The Oregon LNG project’s design includes a marine loading terminal, two full-containment 160,000 cubic meter LNG storage tanks, and facilities to support ship berthing and cargo loading.
The project is ideally sited to export LNG to Asian markets, where demand is quickly growing, with strong prospects that it will continue. The vast majority of fuel used for power generation in most Asian countries is coal and low quality oil. By providing access to clean burning natural gas, Oregon LNG will help dramatically reduce global CO2 as well as local emissions in some of the most polluted areas in the world.
The Chinese government announced in October 2013 that it would give rewards amounting to more than $800 million for reducing air pollution in six regions in the north. In September the government unveiled a plan to reduce air pollution nationwide by putting limits on coal burning and taking high-polluting vehicles off the roads on certain days. This trend is replicated in other Asian countries and will continue to drive demand for clean North American natural gas exports.
Oregon LNG can tap into already existing pipelines from Western Canada and the Rocky Mountain region to efficiently serve global customers. Recent studies have shown that there are hundreds of years of gas supply in western Canada alone so selling this gas will not significantly increase prices for North American consumers.
Oregon LNG’s innovative design, added to its ability to integrate regional renewable energy sources, makes it the cleanest LNG project currently under development. Most other projects require the construction of an associated gas-fired power plant. Oregon LNG can tap into the PNW grid, which is dominated by hydro-electric and wind energy.
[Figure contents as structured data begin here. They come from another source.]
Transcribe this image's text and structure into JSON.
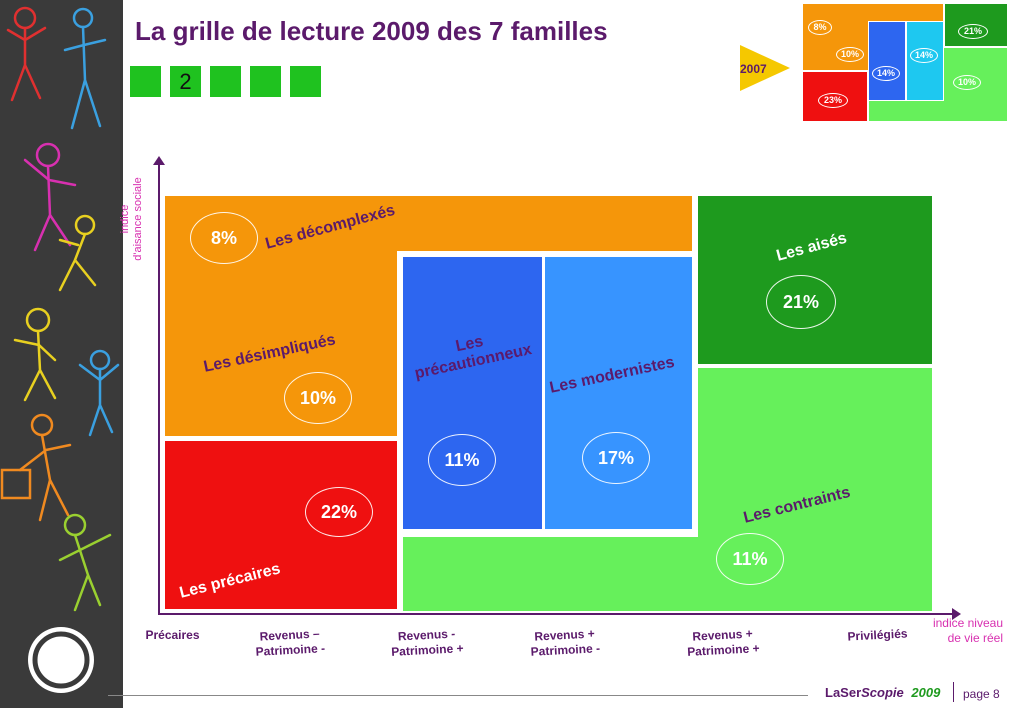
{
  "title": "La grille de lecture 2009 des 7 familles",
  "sequence_number": "2",
  "year_2007": "2007",
  "axes": {
    "y_label_line1": "indice",
    "y_label_line2": "d'aisance sociale",
    "x_label_line1": "indice niveau",
    "x_label_line2": "de vie réel",
    "x_categories": [
      {
        "line1": "Précaires",
        "line2": ""
      },
      {
        "line1": "Revenus –",
        "line2": "Patrimoine -"
      },
      {
        "line1": "Revenus -",
        "line2": "Patrimoine +"
      },
      {
        "line1": "Revenus +",
        "line2": "Patrimoine -"
      },
      {
        "line1": "Revenus +",
        "line2": "Patrimoine +"
      },
      {
        "line1": "Privilégiés",
        "line2": ""
      }
    ]
  },
  "families": [
    {
      "name": "Les décomplexés",
      "pct": "8%",
      "color": "#f5960a"
    },
    {
      "name": "Les désimpliqués",
      "pct": "10%",
      "color": "#f5960a"
    },
    {
      "name": "Les précaires",
      "pct": "22%",
      "color": "#ef1010"
    },
    {
      "name_line1": "Les",
      "name_line2": "précautionneux",
      "pct": "11%",
      "color": "#2d66f0"
    },
    {
      "name": "Les modernistes",
      "pct": "17%",
      "color": "#3794ff"
    },
    {
      "name": "Les aisés",
      "pct": "21%",
      "color": "#1e9a1e"
    },
    {
      "name": "Les contraints",
      "pct": "11%",
      "color": "#66f05b"
    }
  ],
  "mini_2007": {
    "pcts": [
      "8%",
      "21%",
      "10%",
      "14%",
      "14%",
      "10%",
      "23%"
    ]
  },
  "footer": {
    "brand_a": "LaSer",
    "brand_b": "Scopie",
    "year": "2009",
    "page": "page 8"
  }
}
This along with other innovative design features will make Oregon LNG one of the cleanest and most efficient LNG production plants in the world.
Upon completion, expected in 2019, the terminal will operate as a tolling facility, leasing peak-shaving and liquefaction capacity to industry partners. Oregon Pipeline, an affiliated company, is planning the construction of an 87-mile pipeline, which will connect to the regional pipeline in Woodland, Washington.
LNG stands for liquefied natural gas. Essentially, LNG is the same natural gas more than 64 million Americans use to heat and cool their homes, heat their water, prepare their food, and dry their clothes, only in a liquid state. LNG natural gas that is super-cooled until it becomes a liquid (approximately -260° F at ambient air pressure). Liquefaction reduces the volume of natural gas by approximately 600 times, making it economically feasible to transport across oceans in specially designed ships. Once at its destination, LNG is converted back to its gas state by passing the liquid through vaporizers that warm it to approximately 35° F.
Liquefied natural gas cannot explode or burn. That is a scientific impossibility. If accidentally released into the air or over water, an extremely rare occurrence, the super-cold LNG vaporizes to become ordinary natural gas almost immediately and quickly dissipates. LNG has been part of the U.S. energy mix since the 1940s and has been exported in tankers for 45 years. LNG exports from the U.S. have caused no loss of life, land-based property damage or environmental damage in that period.